The state that on the eve of its first-in-the-nation primary was supposed to settle some things has stirred everything up. Instead of sending Illinois Senator Barack Obama on his way to the Democratic nomination or giving former Massachusetts Governor Mitt Romney a New England-neighbor boost on the way to the Republican nod, New Hampshire has declared the race for the presidency to be wide open.
Obama gave his planned “new American majority” speech on primary night.
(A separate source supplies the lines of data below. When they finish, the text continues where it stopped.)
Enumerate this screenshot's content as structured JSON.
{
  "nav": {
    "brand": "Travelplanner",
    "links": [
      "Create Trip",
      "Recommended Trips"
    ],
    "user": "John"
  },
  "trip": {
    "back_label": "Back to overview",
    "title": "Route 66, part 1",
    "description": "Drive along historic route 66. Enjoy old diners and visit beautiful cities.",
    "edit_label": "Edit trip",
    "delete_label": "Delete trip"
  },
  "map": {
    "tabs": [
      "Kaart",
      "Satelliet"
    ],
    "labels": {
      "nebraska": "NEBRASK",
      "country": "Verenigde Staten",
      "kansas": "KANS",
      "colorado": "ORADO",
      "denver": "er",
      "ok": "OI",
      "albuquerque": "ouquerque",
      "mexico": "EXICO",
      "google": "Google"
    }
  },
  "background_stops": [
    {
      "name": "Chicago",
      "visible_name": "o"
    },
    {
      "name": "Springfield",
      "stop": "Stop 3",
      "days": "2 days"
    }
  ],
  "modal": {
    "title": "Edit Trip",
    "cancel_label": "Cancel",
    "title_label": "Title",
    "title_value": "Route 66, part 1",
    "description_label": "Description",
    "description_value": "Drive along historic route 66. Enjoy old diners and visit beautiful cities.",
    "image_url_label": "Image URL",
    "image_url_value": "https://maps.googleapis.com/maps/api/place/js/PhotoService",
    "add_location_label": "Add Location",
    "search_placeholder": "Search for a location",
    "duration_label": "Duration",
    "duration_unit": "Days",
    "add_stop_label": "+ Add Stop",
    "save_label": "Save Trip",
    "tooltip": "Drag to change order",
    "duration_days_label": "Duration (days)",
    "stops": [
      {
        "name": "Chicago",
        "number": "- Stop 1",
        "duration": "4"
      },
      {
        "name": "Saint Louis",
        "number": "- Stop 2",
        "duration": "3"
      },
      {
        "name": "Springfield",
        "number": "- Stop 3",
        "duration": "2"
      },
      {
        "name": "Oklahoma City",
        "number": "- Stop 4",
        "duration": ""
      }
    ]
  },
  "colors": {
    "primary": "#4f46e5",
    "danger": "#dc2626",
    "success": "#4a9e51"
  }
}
But he delivered it not as a victory speech; rather, it came in the context of a concession to Clinton, who prevailed by a narrow but for her absolutely redeeming 39-36 margin.
The Clinton win was the stunner of the night, upsetting pollster and pundit predictions — and proving that getting a little choaked up, as the New York senator did on the eve of the primary, can do more than a thousand soft-focus TV ads to make voters rethink their impressions of her. The McCain win was anticipated by the pre-primary polls that failed so miserably when it came to predicting the Democratic race, but it has the same effect as Clinton’s victory.
“There is not going to be any premature coronation,” declared New Mexico Governor Bill Richardson, a Democratic contender who may not have won the contest but delivered the truest line of a roller-coaster night: “This race is going on and on and on.”
To February 5 and perhaps beyond that day.
Of course, the candidates of both parties will follow a long campaign trail between now and then. They will compete in Nevada’s January 19 caucuses, South Carolina’s January 19 Republican and January 26 Democratic primaries, and probably in Florida’s January 29 primaries.
Then they will go at it on February 5 in a score of states – including Clinton’s New York, Obama’s Illinois, Richardson’s New Mexico, McCain’s Arizona, Romney’s Massachusetts, Mike Huckabee’s Arkansas and Fred Thompson’s Tennessee — that will engage in the “tsunami Tuesday” voting that was supposed to settle both contests. But if this race that has not gone according to plan keeps producing unexpected and conflicting results, it is not unreasonable to imagine mixed February 5 results that could send the competition into states that were never supposed to matter: states like Wisconsin (February 19), Ohio and Vermont (March 4), Pennsylvania (April 22) and Oregon (May 20).